Even limited to it, my constant purpose will be to conform my policy with the opinion of the majority of the Houses, which is equally the opinion of the country; and in my desire to establish with allegiance the parliamentary system, I assure you, gentlemen, that I deplore the fact that a constitutional provision does not allow me to bring the government to the members of Congress without losing their right to represent the country.
Without that, the representatives of the nation would personally bring to the executive branch the spirit of the Houses, which is the spirit of the country, and should therefore be the one who constantly encourages the administration.
My will to arrive at that result will, as far as possible, be subject to this serious inconvenience, while time allows us to introduce into our code so important improvement.
Obeying the oath I have just given, with the constancy of duty and with the rigidity of conviction, is the only way to satisfy the immense debt of gratitude with which I exhaust the distinction I have deserved from my fellow citizens.
They create them, and believe you, lords, that if my faculties do not allow me to correspond to their hopes, the righteousness of my conscience will never fail to the confidence they have placed in me.
Pardo considered education and work to be keys to socioeconomic development.

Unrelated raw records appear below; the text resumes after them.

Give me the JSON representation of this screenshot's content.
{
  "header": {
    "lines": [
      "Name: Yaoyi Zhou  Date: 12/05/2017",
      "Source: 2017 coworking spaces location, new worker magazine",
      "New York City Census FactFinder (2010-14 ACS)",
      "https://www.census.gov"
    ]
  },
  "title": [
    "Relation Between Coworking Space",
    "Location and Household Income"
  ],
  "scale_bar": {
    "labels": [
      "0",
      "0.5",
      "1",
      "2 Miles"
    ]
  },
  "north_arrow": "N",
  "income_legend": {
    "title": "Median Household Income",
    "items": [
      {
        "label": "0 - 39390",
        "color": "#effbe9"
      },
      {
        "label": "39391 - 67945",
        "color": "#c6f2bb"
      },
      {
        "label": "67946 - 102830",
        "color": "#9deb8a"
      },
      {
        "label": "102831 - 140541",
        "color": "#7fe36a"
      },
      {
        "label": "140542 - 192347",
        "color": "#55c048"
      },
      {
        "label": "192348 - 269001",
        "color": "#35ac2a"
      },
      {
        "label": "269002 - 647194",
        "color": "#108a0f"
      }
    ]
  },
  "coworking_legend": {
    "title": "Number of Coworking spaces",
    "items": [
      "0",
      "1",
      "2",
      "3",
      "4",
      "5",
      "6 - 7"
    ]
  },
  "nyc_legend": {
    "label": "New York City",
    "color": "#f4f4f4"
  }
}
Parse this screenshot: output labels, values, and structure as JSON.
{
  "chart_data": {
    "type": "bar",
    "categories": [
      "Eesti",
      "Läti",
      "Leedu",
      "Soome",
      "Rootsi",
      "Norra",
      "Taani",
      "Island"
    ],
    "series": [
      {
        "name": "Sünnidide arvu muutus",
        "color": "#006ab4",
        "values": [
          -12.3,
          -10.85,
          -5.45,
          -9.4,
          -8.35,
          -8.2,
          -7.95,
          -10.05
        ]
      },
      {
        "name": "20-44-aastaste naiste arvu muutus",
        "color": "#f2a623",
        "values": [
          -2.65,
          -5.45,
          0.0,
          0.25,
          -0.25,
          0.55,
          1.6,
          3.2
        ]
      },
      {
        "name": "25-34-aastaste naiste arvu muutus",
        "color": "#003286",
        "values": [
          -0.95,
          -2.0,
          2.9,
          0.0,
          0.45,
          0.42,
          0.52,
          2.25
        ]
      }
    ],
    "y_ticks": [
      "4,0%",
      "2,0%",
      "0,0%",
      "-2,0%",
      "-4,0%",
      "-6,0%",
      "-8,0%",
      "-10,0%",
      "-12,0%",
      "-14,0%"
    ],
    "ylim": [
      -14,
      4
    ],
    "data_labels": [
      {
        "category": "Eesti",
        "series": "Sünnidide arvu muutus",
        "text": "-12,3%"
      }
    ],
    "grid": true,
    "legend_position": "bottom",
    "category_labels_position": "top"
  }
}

Education, together with the participation of the population in government tasks, was for him the only path for the structural transformation of the country. Likewise, he sought to reduce militarism through the professionalization and democratization of the armed forces. But the economic crisis would make it impossible to carry out all these projects.
Manuel Pardo never lived in the Government Palace. He lived in his private house and there he received any citizen in audience without paying attention to the economic or social position of the one who requested to see him.
During his government there were three ministerial cabinets: the first, chaired by the elderly General José Miguel Medina; the second by doctor José Eusebio Sánchez; and the third, by General Nicolás Freire.
Economic aspect
Critical situation
On September 21, 1872, Pardo presented to Congress the situation of the Treasury. It was in a dire situation. The sale of guano, the main source of income for the treasury for 30 years, was in decline, and all of its product was committed to pay the debt. This amounted to 60 million pounds sterling and annual interest that they totaled £4 million.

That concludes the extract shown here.